I have a directory filled with 99 files, I want to read these files and then hash them into a sha256 checksum. I eventually want to output them to a JSON file with a key-value pair so for example (File 1, 092180x0123). Currently I am having trouble passing my ParDo function a readable File I must be missing something very easy. This is my first time using Apache beam so any help would be amazing.

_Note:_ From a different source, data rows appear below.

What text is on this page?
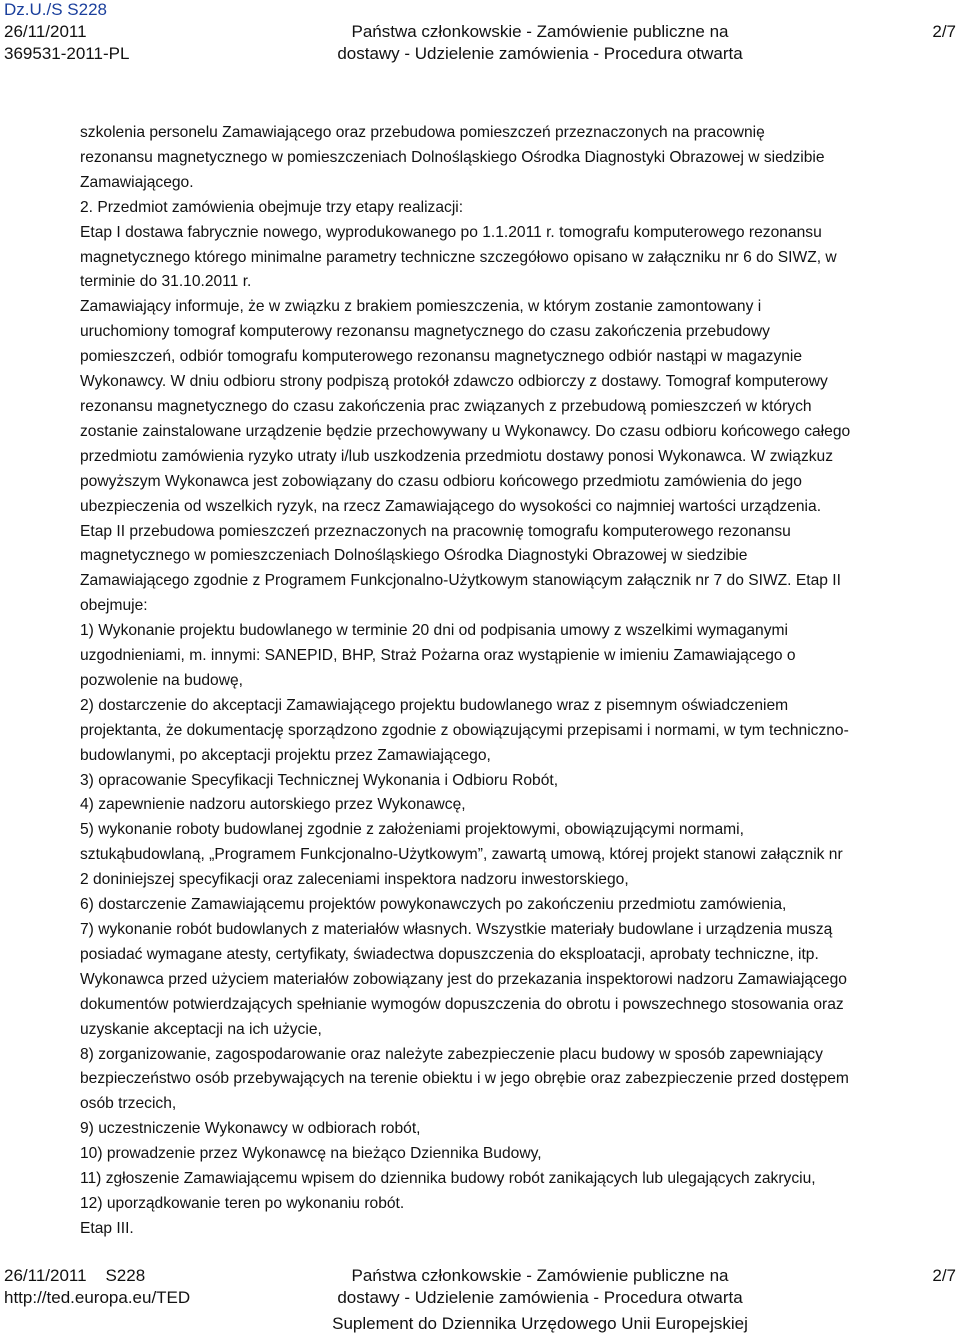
Dz.U./S S228
26/11/2011
369531-2011-PL
Państwa członkowskie - Zamówienie publiczne na
dostawy - Udzielenie zamówienia - Procedura otwarta
2/7

szkolenia personelu Zamawiającego oraz przebudowa pomieszczeń przeznaczonych na pracownię

rezonansu magnetycznego w pomieszczeniach Dolnośląskiego Ośrodka Diagnostyki Obrazowej w siedzibie

Zamawiającego.

2. Przedmiot zamówienia obejmuje trzy etapy realizacji:

Etap I dostawa fabrycznie nowego, wyprodukowanego po 1.1.2011 r. tomografu komputerowego rezonansu

magnetycznego którego minimalne parametry techniczne szczegółowo opisano w załączniku nr 6 do SIWZ, w

terminie do 31.10.2011 r.

Zamawiający informuje, że w związku z brakiem pomieszczenia, w którym zostanie zamontowany i

uruchomiony tomograf komputerowy rezonansu magnetycznego do czasu zakończenia przebudowy

pomieszczeń, odbiór tomografu komputerowego rezonansu magnetycznego odbiór nastąpi w magazynie

Wykonawcy. W dniu odbioru strony podpiszą protokół zdawczo odbiorczy z dostawy. Tomograf komputerowy

rezonansu magnetycznego do czasu zakończenia prac związanych z przebudową pomieszczeń w których

zostanie zainstalowane urządzenie będzie przechowywany u Wykonawcy. Do czasu odbioru końcowego całego

przedmiotu zamówienia ryzyko utraty i/lub uszkodzenia przedmiotu dostawy ponosi Wykonawca. W związkuz

powyższym Wykonawca jest zobowiązany do czasu odbioru końcowego przedmiotu zamówienia do jego

ubezpieczenia od wszelkich ryzyk, na rzecz Zamawiającego do wysokości co najmniej wartości urządzenia.

Etap II przebudowa pomieszczeń przeznaczonych na pracownię tomografu komputerowego rezonansu

magnetycznego w pomieszczeniach Dolnośląskiego Ośrodka Diagnostyki Obrazowej w siedzibie

Zamawiającego zgodnie z Programem Funkcjonalno-Użytkowym stanowiącym załącznik nr 7 do SIWZ. Etap II

obejmuje:

1) Wykonanie projektu budowlanego w terminie 20 dni od podpisania umowy z wszelkimi wymaganymi

uzgodnieniami, m. innymi: SANEPID, BHP, Straż Pożarna oraz wystąpienie w imieniu Zamawiającego o

pozwolenie na budowę,

2) dostarczenie do akceptacji Zamawiającego projektu budowlanego wraz z pisemnym oświadczeniem

projektanta, że dokumentację sporządzono zgodnie z obowiązującymi przepisami i normami, w tym techniczno-

budowlanymi, po akceptacji projektu przez Zamawiającego,

3) opracowanie Specyfikacji Technicznej Wykonania i Odbioru Robót,

4) zapewnienie nadzoru autorskiego przez Wykonawcę,

5) wykonanie roboty budowlanej zgodnie z założeniami projektowymi, obowiązującymi normami,

sztukąbudowlaną, „Programem Funkcjonalno-Użytkowym”, zawartą umową, której projekt stanowi załącznik nr

2 doniniejszej specyfikacji oraz zaleceniami inspektora nadzoru inwestorskiego,

6) dostarczenie Zamawiającemu projektów powykonawczych po zakończeniu przedmiotu zamówienia,

7) wykonanie robót budowlanych z materiałów własnych. Wszystkie materiały budowlane i urządzenia muszą

posiadać wymagane atesty, certyfikaty, świadectwa dopuszczenia do eksploatacji, aprobaty techniczne, itp.

Wykonawca przed użyciem materiałów zobowiązany jest do przekazania inspektorowi nadzoru Zamawiającego

dokumentów potwierdzających spełnianie wymogów dopuszczenia do obrotu i powszechnego stosowania oraz

uzyskanie akceptacji na ich użycie,

8) zorganizowanie, zagospodarowanie oraz należyte zabezpieczenie placu budowy w sposób zapewniający

bezpieczeństwo osób przebywających na terenie obiektu i w jego obrębie oraz zabezpieczenie przed dostępem

osób trzecich,

9) uczestniczenie Wykonawcy w odbiorach robót,

10) prowadzenie przez Wykonawcę na bieżąco Dziennika Budowy,

11) zgłoszenie Zamawiającemu wpisem do dziennika budowy robót zanikających lub ulegających zakryciu,

12) uporządkowanie teren po wykonaniu robót.

Etap III.

26/11/2011 S228
http://ted.europa.eu/TED
Państwa członkowskie - Zamówienie publiczne na
dostawy - Udzielenie zamówienia - Procedura otwarta
2/7
Suplement do Dziennika Urzędowego Unii Europejskiej
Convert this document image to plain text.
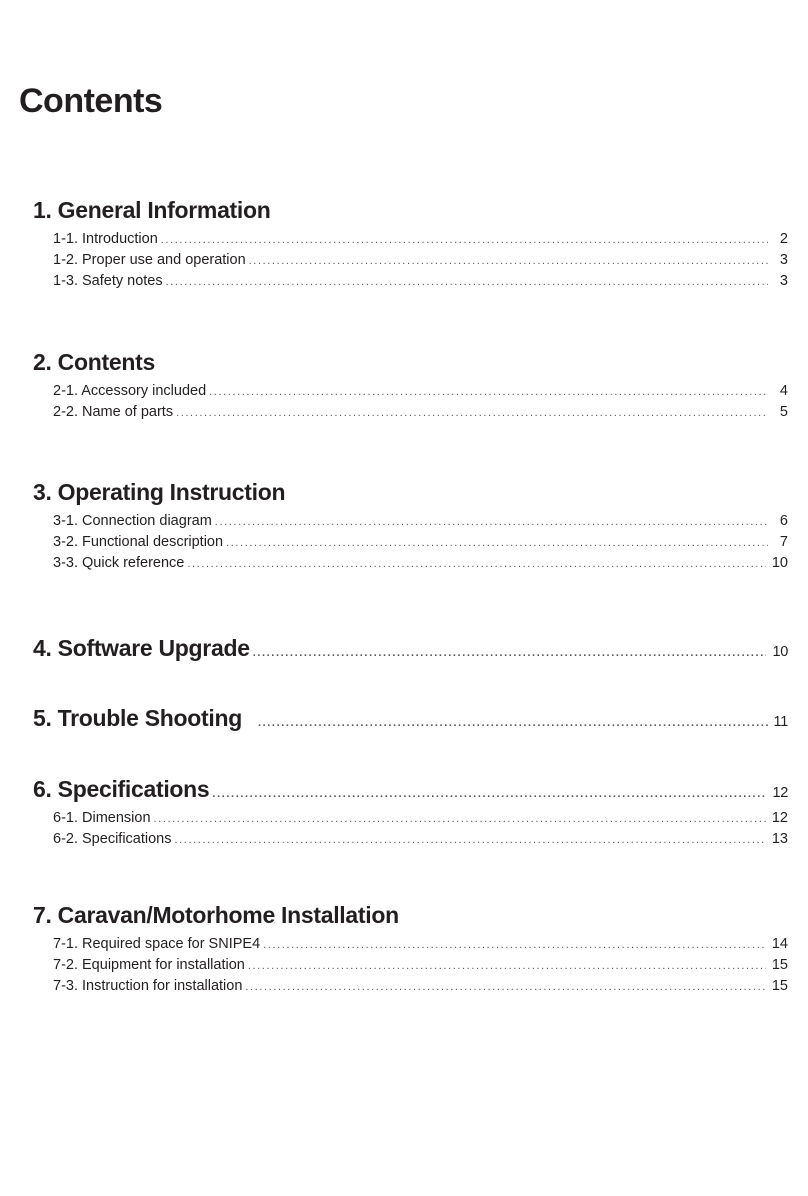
Contents
1. General Information
1-1. Introduction .....	2
1-2. Proper use and operation .....	3
1-3. Safety notes .....	3
2. Contents
2-1. Accessory included .....	4
2-2. Name of parts .....	5
3. Operating Instruction
3-1. Connection diagram .....	6
3-2. Functional description .....	7
3-3. Quick reference .....	10
4. Software Upgrade .....	10
5. Trouble Shooting .....	11
6. Specifications .....	12
6-1. Dimension .....	12
6-2. Specifications .....	13
7. Caravan/Motorhome Installation
7-1. Required space for SNIPE4 .....	14
7-2. Equipment for installation .....	15
7-3. Instruction for installation .....	15
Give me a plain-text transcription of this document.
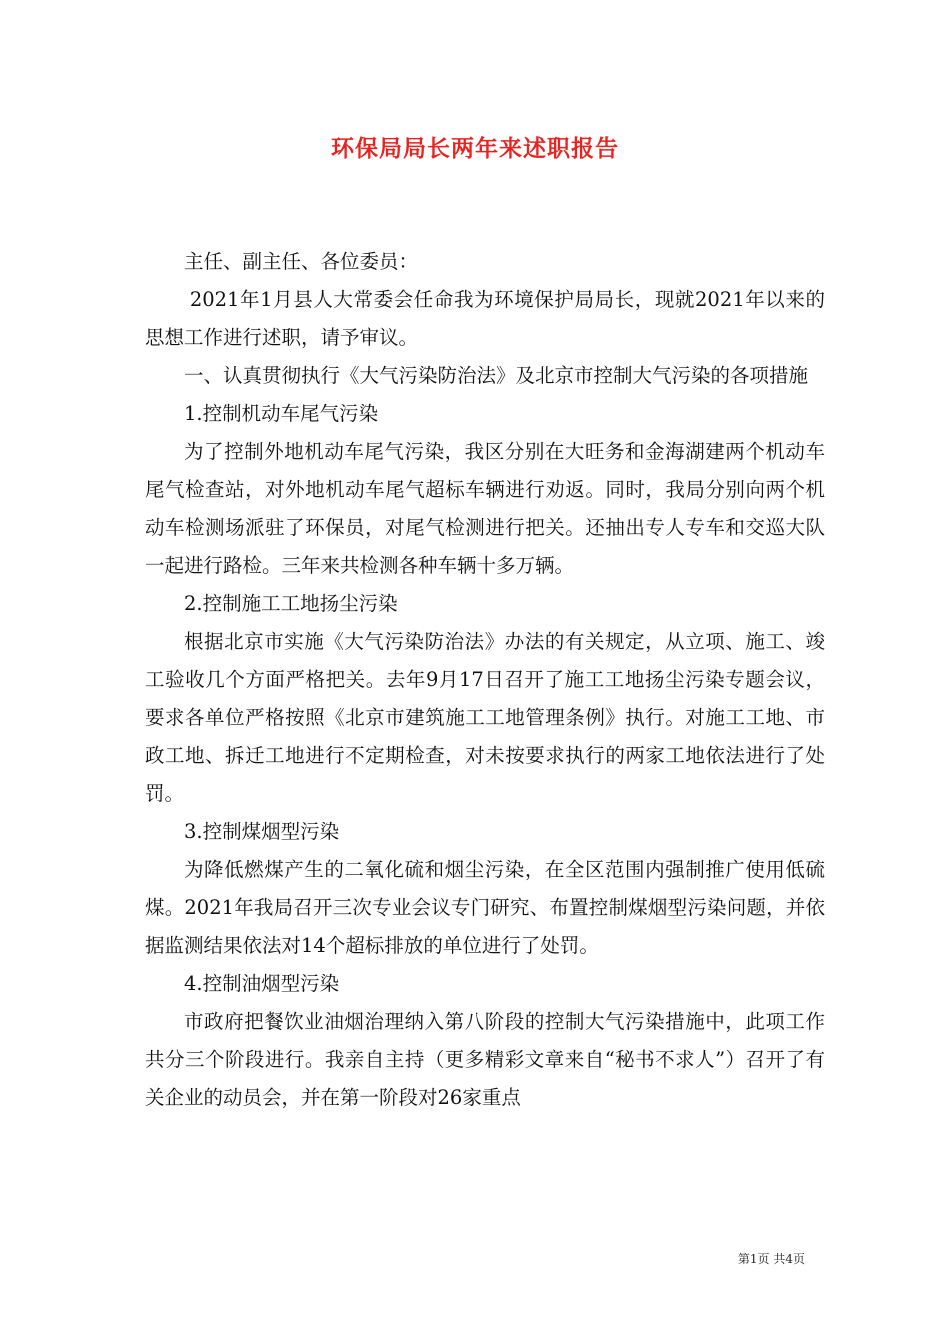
环保局局长两年来述职报告

主任、副主任、各位委员：

2021年1月县人大常委会任命我为环境保护局局长，现就2021年以来的思想工作进行述职，请予审议。

一、认真贯彻执行《大气污染防治法》及北京市控制大气污染的各项措施

1.控制机动车尾气污染

为了控制外地机动车尾气污染，我区分别在大旺务和金海湖建两个机动车尾气检查站，对外地机动车尾气超标车辆进行劝返。同时，我局分别向两个机动车检测场派驻了环保员，对尾气检测进行把关。还抽出专人专车和交巡大队一起进行路检。三年来共检测各种车辆十多万辆。

2.控制施工工地扬尘污染

根据北京市实施《大气污染防治法》办法的有关规定，从立项、施工、竣工验收几个方面严格把关。去年9月17日召开了施工工地扬尘污染专题会议，要求各单位严格按照《北京市建筑施工工地管理条例》执行。对施工工地、市政工地、拆迁工地进行不定期检查，对未按要求执行的两家工地依法进行了处罚。

3.控制煤烟型污染

为降低燃煤产生的二氧化硫和烟尘污染，在全区范围内强制推广使用低硫煤。2021年我局召开三次专业会议专门研究、布置控制煤烟型污染问题，并依据监测结果依法对14个超标排放的单位进行了处罚。

4.控制油烟型污染

市政府把餐饮业油烟治理纳入第八阶段的控制大气污染措施中，此项工作共分三个阶段进行。我亲自主持（更多精彩文章来自“秘书不求人”）召开了有关企业的动员会，并在第一阶段对26家重点

第1页 共4页
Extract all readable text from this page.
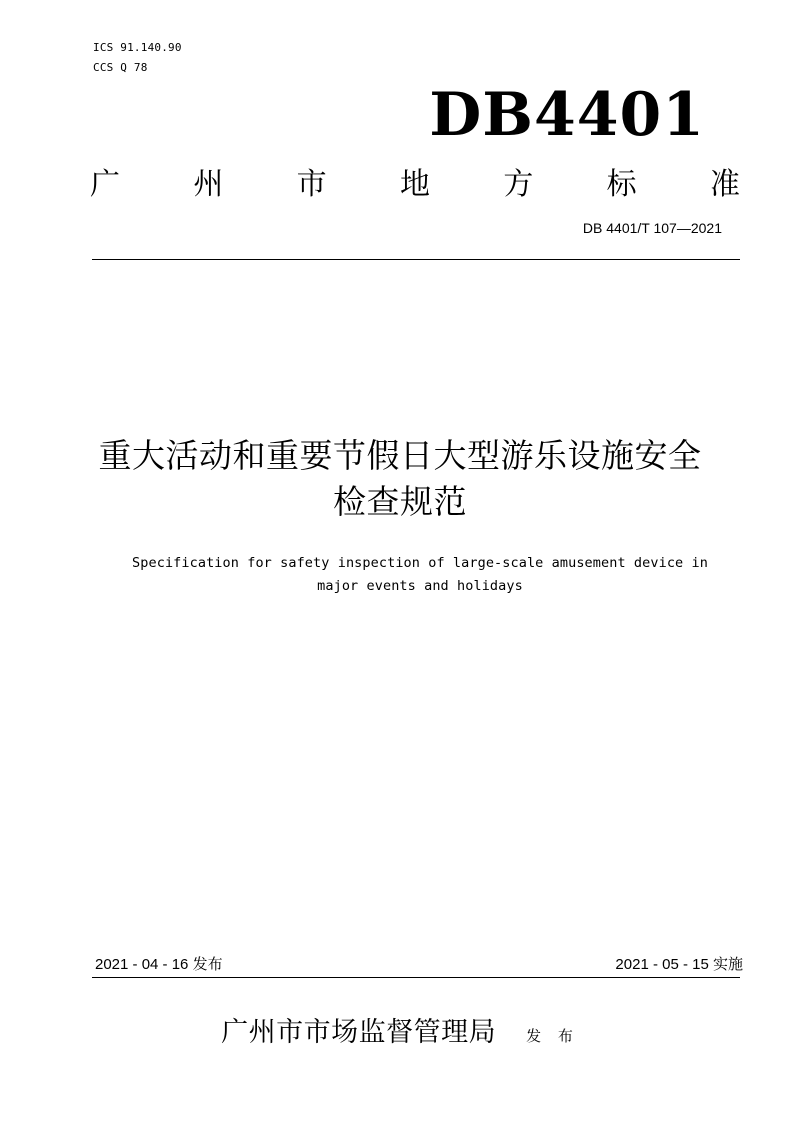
ICS 91.140.90
CCS Q 78
DB4401
广 州 市 地 方 标 准
DB 4401/T 107—2021
重大活动和重要节假日大型游乐设施安全
检查规范
Specification for safety inspection of large-scale amusement device in
major events and holidays
2021 - 04 - 16 发布	2021 - 05 - 15 实施
广州市市场监督管理局 发 布
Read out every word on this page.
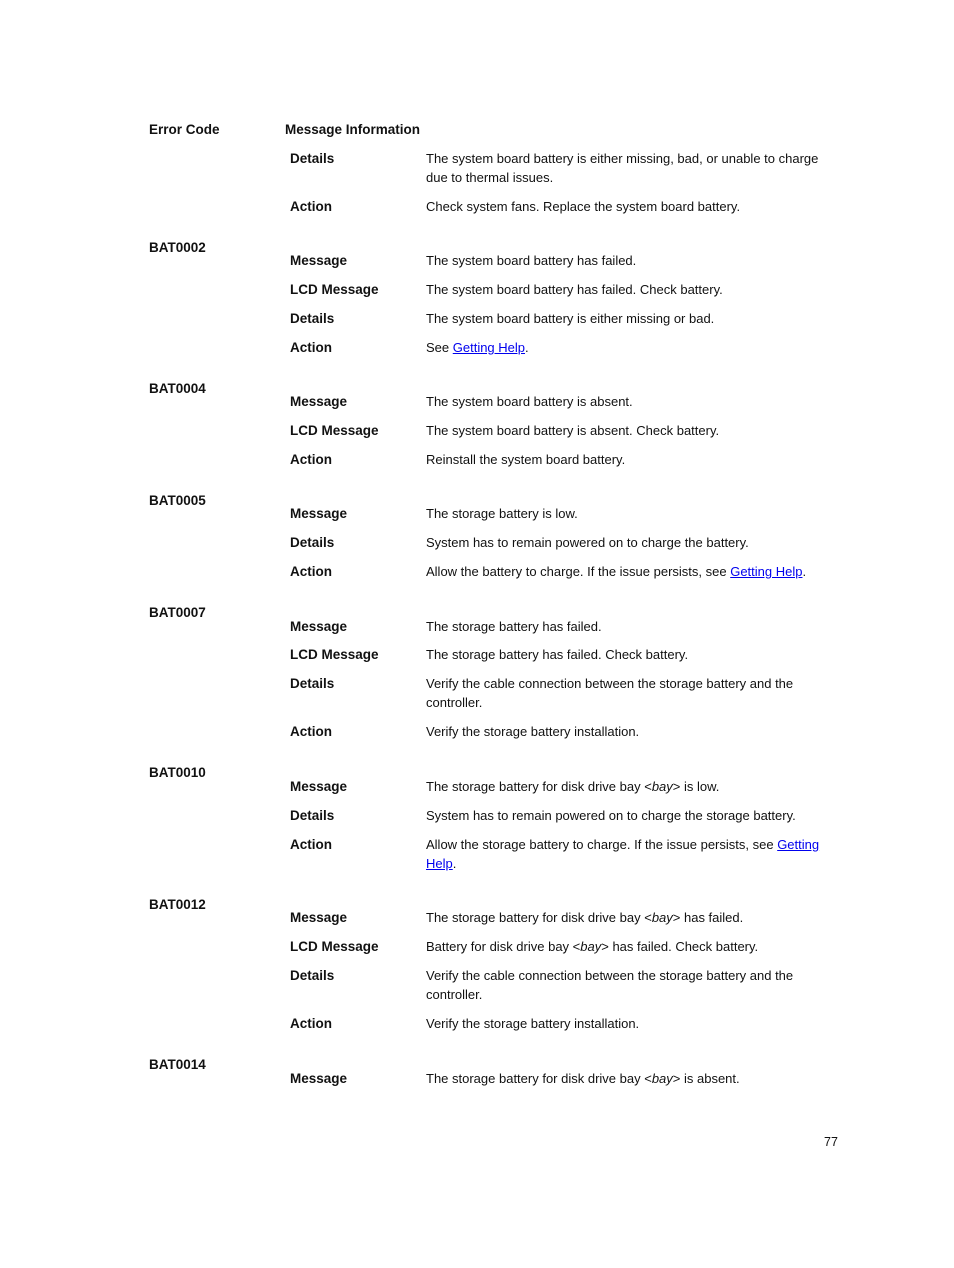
Error Code	Message Information
Details	The system board battery is either missing, bad, or unable to charge due to thermal issues.
Action	Check system fans. Replace the system board battery.
BAT0002
Message	The system board battery has failed.
LCD Message	The system board battery has failed. Check battery.
Details	The system board battery is either missing or bad.
Action	See Getting Help.
BAT0004
Message	The system board battery is absent.
LCD Message	The system board battery is absent. Check battery.
Action	Reinstall the system board battery.
BAT0005
Message	The storage battery is low.
Details	System has to remain powered on to charge the battery.
Action	Allow the battery to charge. If the issue persists, see Getting Help.
BAT0007
Message	The storage battery has failed.
LCD Message	The storage battery has failed. Check battery.
Details	Verify the cable connection between the storage battery and the controller.
Action	Verify the storage battery installation.
BAT0010
Message	The storage battery for disk drive bay <bay> is low.
Details	System has to remain powered on to charge the storage battery.
Action	Allow the storage battery to charge. If the issue persists, see Getting
Help.
BAT0012
Message	The storage battery for disk drive bay <bay> has failed.
LCD Message	Battery for disk drive bay <bay> has failed. Check battery.
Details	Verify the cable connection between the storage battery and the controller.
Action	Verify the storage battery installation.
BAT0014
Message	The storage battery for disk drive bay <bay> is absent.
77
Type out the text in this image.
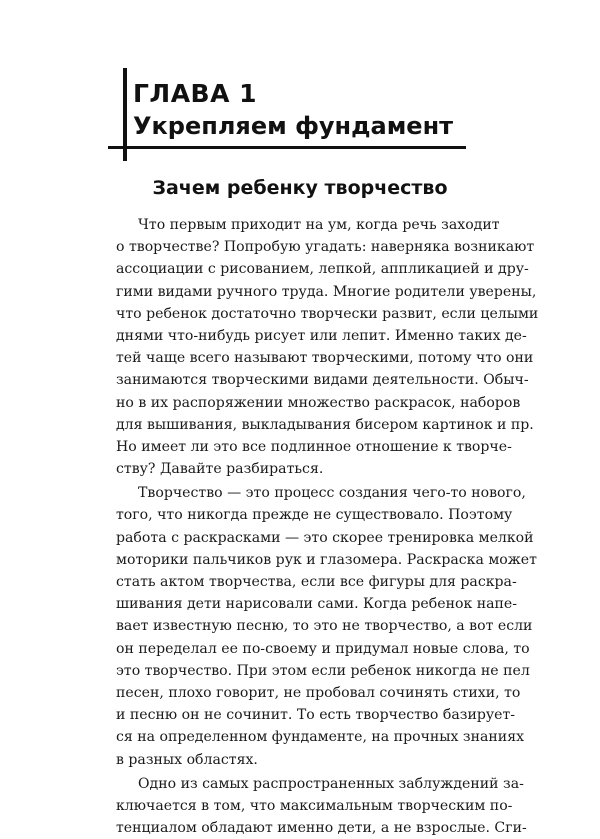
ГЛАВА 1
Укрепляем фундамент
Зачем ребенку творчество
Что первым приходит на ум, когда речь заходит
о творчестве? Попробую угадать: наверняка возникают
ассоциации с рисованием, лепкой, аппликацией и дру-
гими видами ручного труда. Многие родители уверены,
что ребенок достаточно творчески развит, если целыми
днями что-нибудь рисует или лепит. Именно таких де-
тей чаще всего называют творческими, потому что они
занимаются творческими видами деятельности. Обыч-
но в их распоряжении множество раскрасок, наборов
для вышивания, выкладывания бисером картинок и пр.
Но имеет ли это все подлинное отношение к творче-
ству? Давайте разбираться.
Творчество — это процесс создания чего-то нового,
того, что никогда прежде не существовало. Поэтому
работа с раскрасками — это скорее тренировка мелкой
моторики пальчиков рук и глазомера. Раскраска может
стать актом творчества, если все фигуры для раскра-
шивания дети нарисовали сами. Когда ребенок напе-
вает известную песню, то это не творчество, а вот если
он переделал ее по-своему и придумал новые слова, то
это творчество. При этом если ребенок никогда не пел
песен, плохо говорит, не пробовал сочинять стихи, то
и песню он не сочинит. То есть творчество базирует-
ся на определенном фундаменте, на прочных знаниях
в разных областях.
Одно из самых распространенных заблуждений за-
ключается в том, что максимальным творческим по-
тенциалом обладают именно дети, а не взрослые. Сги-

Here is what I have so far
public class BeamPipeline {
public static void main(String[] args) {
PipelineOptions options = PipelineOptionsFactory.create();
Pipeline p = Pipeline.create(options);
p
.apply("Match Files", FileIO.match().filepattern("../testdata/input-*"))
.apply("Read Files", FileIO.readMatches())
.apply("Hash File",ParDo.of(new DoFn<FileIO.ReadableFile, KV<FileIO.ReadableFile, String>>() {
@ProcessElement
public void processElement(@Element FileIO.ReadableFile file, OutputReceiver<KV<FileIO.ReadableFile, String>> out) throws
NoSuchAlgorithmException, IOException {
// File -> Bytes
String strfile = file.toString();
byte[] byteFile = strfile.getBytes();
// SHA-256
MessageDigest md = MessageDigest.getInstance("SHA-256");
byte[] messageDigest = md.digest(byteFile);
BigInteger no = new BigInteger(1, messageDigest);
String hashtext = no.toString(16);
while(hashtext.length() < 32) {
hashtext = "0" + hashtext;
}
out.output(KV.of(file, hashtext));
}
}))
.apply(FileIO.write());
p.run();
}
}